In a new article (to go along with a new book), George Barna states six reasons that young people leave the church. Whether these are real problems or just perceptions of problems, it is still helpful to hear what might be going on in the minds of young people. Knowing these allow parents to practice the principle of inoculation to bring the issue to the surface.
Here are Barna’s reasons:
Reason #1 – Churches seem overprotective. A few of the defining characteristics of today’s teens and young adults are their unprecedented access to ideas and worldviews as well as their prodigious consumption of popular culture.
Reason #2 – Teens’ and twentysomethings’ experience of Christianity is shallow. A second reason that young people depart church as young adults is that something is lacking in their experience of church.
Reason #3 – Churches come across as antagonistic to science. One of the reasons young adults feel disconnected from church or from faith is the tension they feel between Christianity and science.
Reason #4 – Young Christians’ church experiences related to sexuality are often simplistic, judgmental. With unfettered access to digital pornography and immersed in a culture that values hyper-sexuality over wholeness, teen and twentysometing Christians are struggling with how to live meaningful lives in terms of sex and sexuality.
Reason #5 – They wrestle with the exclusive nature of Christianity. Younger Americans have been shaped by a culture that esteems open-mindedness, tolerance and acceptance.
Reason #6 – The church feels unfriendly to those who doubt. Young adults with Christian experience say the church is not a place that allows them to express doubts. They do not feel safe admitting that sometimes Christianity does not make sense. In addition, many feel that the church’s response to doubt is trivial.

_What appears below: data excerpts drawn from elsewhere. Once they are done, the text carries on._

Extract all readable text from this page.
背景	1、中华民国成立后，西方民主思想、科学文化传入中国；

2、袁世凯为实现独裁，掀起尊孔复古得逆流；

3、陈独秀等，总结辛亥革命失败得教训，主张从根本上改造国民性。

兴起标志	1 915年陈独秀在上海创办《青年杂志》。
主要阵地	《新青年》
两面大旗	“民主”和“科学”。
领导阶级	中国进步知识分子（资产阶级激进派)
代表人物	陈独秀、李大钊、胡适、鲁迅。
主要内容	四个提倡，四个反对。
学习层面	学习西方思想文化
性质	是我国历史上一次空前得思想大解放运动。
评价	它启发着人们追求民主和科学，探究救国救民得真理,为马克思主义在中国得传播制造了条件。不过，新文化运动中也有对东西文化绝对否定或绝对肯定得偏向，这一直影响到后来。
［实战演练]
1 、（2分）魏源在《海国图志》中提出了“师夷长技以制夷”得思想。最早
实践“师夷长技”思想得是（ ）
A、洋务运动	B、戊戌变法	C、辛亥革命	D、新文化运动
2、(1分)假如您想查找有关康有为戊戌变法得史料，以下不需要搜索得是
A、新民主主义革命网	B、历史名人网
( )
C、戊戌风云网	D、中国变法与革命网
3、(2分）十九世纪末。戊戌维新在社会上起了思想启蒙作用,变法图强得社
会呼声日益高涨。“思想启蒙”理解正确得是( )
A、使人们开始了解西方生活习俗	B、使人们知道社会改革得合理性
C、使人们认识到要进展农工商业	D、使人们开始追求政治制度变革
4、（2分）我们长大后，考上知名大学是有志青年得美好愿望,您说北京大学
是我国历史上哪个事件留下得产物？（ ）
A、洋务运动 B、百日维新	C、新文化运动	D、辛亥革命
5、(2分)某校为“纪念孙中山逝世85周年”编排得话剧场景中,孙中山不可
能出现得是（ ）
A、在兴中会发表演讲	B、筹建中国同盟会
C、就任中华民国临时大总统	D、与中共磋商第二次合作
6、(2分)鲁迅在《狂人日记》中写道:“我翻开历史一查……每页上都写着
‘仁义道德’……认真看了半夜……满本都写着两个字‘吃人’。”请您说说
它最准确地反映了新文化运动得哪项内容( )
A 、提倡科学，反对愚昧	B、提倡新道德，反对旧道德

While I do not buy all of his methodology, it is always helpful to proactively understand what my children might be thinking. And I want to be sure and express the opposite. As a Christian I want to:
1. Gradually introduce my children to the real world, not demonizing everything outside it.
2. Make sure that my experience and their experience of God is deep and realistic.
3. Display a love of true science even as I call into thoughtful question “historical” science.
4. Teach a robust, gracious view of biblical sexuality.
5. Explain Jesus and his words (John 14:6) as the basis for the exclusive nature of Christianity.
6. Express my comfort with hearing about and answering doubts.
Again, I have my concerns about Barna’s methodology and conclusions, but it always good to consider what our children might be thinking.